E óbvio que essa questão, que é uma questão moderna, me interessa. Porque

essa questão do Estado-nação, que traz implicadas figuras desse tipo, como é

o caso do Niemeyer, claro que isso entra no trabalho. Mas ele também entra

como uma espécie de generalidade. O difícil é falar dessa generalidade sendo

que ele é uma figura tão autoral. Algumas pessoas pensaram como uma

espécie de ataque pessoal, mas não era isso. Primeiro que ele parte de uma

ideia de um apagamento da história, que era sempre o que me causava

espanto. E eu perguntei pra muita gente, e muita gente que nunca tinha ouvido

falar disso. E eu não conseguia entender que tipo de mecanismo cria essa

invisibilidade. Como que um acidente que foi ligado ao nome de uma pessoa

que era tão importante na constituição simbólica do país, nos últimos anos

talvez um pouco menos, mas não tem como... A sede do poder no Brasil é uma

cidade construída por ele e pelo Lucio Costa, começada, porque depois a

cidade vai se modificando. Mas como isso era um evento tão absurdamente

esquecido.

Isso, por exemplo, eu acho que tem uma conexão muito forte com o tipo de

pergunta que a Rosângela se faz. Talvez esse trabalho é onde tem um ponto

de contato mais evidente com ela, mas com outros também. Tem uma

dimensão do arquivo, mas a exposição não é uma exposição arquivista.

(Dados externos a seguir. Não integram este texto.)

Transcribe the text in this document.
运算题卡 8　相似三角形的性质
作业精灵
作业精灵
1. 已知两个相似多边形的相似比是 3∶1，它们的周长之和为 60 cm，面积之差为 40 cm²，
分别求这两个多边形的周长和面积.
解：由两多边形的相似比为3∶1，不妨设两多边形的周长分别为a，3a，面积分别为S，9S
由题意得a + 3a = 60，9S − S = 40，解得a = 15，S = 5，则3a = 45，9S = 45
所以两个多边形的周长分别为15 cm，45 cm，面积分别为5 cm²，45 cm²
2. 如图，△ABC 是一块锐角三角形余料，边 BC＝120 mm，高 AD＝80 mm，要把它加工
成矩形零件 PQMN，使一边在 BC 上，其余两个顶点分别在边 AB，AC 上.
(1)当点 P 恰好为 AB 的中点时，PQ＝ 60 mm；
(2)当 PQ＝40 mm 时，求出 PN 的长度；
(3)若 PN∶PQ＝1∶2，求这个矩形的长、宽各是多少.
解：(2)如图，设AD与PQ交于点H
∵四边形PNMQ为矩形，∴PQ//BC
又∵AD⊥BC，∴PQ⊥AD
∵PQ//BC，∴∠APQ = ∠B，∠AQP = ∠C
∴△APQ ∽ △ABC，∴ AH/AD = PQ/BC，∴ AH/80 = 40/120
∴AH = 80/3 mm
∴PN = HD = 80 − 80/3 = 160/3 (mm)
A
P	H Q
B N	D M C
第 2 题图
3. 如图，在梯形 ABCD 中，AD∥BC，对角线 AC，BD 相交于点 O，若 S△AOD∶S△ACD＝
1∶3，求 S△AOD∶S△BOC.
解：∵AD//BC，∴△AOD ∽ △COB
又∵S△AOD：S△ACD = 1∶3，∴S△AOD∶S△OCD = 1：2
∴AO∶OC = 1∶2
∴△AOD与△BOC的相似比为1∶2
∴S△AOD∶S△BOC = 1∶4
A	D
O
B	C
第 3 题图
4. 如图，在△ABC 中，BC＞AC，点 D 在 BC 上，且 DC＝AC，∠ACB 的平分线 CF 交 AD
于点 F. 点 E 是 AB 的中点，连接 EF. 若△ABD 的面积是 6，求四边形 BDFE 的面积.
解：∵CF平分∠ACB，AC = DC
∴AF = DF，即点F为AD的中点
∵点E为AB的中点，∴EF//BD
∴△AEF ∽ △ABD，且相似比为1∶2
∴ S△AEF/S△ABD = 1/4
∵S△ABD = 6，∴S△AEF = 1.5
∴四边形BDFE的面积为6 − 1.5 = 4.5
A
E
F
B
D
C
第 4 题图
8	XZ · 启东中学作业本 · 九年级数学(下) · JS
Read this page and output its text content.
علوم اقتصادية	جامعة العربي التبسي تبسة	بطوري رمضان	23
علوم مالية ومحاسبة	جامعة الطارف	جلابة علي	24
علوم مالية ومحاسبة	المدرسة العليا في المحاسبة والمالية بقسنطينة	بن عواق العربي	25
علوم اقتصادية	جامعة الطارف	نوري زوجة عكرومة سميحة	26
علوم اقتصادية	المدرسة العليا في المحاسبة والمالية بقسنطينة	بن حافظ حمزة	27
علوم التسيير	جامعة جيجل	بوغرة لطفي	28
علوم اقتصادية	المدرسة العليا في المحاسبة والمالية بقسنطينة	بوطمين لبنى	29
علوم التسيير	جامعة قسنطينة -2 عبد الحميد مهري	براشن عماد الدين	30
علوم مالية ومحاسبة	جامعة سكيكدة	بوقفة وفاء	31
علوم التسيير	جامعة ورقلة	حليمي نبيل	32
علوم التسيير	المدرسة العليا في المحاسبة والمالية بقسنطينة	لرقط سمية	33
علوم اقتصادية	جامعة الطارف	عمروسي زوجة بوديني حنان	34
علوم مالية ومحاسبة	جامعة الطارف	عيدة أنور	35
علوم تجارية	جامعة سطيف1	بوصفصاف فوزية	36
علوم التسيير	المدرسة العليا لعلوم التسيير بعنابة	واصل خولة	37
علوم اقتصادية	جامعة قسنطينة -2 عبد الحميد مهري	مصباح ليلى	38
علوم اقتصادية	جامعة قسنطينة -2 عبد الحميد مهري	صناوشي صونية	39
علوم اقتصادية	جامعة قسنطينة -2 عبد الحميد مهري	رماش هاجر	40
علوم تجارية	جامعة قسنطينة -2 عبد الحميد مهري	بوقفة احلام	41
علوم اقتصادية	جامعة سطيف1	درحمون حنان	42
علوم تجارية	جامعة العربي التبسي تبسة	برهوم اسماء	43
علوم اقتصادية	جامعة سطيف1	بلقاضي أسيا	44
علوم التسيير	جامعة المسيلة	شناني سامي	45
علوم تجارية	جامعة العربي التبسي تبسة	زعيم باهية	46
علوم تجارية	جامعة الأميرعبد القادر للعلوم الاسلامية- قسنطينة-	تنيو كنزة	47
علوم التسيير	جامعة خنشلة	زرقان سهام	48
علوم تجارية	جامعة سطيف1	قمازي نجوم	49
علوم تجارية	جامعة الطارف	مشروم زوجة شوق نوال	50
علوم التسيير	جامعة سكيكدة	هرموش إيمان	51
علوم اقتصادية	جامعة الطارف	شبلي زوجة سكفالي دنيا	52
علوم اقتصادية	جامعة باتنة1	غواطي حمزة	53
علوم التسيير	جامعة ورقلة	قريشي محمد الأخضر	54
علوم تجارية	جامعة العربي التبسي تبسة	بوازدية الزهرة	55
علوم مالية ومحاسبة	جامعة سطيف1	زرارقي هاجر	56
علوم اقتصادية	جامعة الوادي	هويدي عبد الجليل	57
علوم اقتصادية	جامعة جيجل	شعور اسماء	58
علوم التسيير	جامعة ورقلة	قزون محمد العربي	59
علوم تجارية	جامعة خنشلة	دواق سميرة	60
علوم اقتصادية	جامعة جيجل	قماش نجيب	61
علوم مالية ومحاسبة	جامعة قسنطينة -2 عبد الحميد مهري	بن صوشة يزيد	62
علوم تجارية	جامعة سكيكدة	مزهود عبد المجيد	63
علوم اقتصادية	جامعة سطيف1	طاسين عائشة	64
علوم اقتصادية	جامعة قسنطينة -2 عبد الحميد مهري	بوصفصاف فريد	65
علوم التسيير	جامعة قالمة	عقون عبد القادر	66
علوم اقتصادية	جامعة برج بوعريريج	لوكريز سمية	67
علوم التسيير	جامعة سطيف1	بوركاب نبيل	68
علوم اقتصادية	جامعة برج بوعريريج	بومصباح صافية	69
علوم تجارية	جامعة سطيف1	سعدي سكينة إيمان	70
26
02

Isso é um dado. Os trabalhos não são de colecionismo.

Mas isso pra mim era já um ponto de partida. Eu não queria isso.

Não só nessa exposição, mas em vários outros trabalhos que poderiam

se resolver como arquivo, como mostra de documento, de coleção, mas

não é uma prática.

No fim, eu acho que eu sou uma artista mais pra síntese. A Rosângela, por

exemplo, ela tem uma eleição muito precisa quando ela trabalha com arquivo.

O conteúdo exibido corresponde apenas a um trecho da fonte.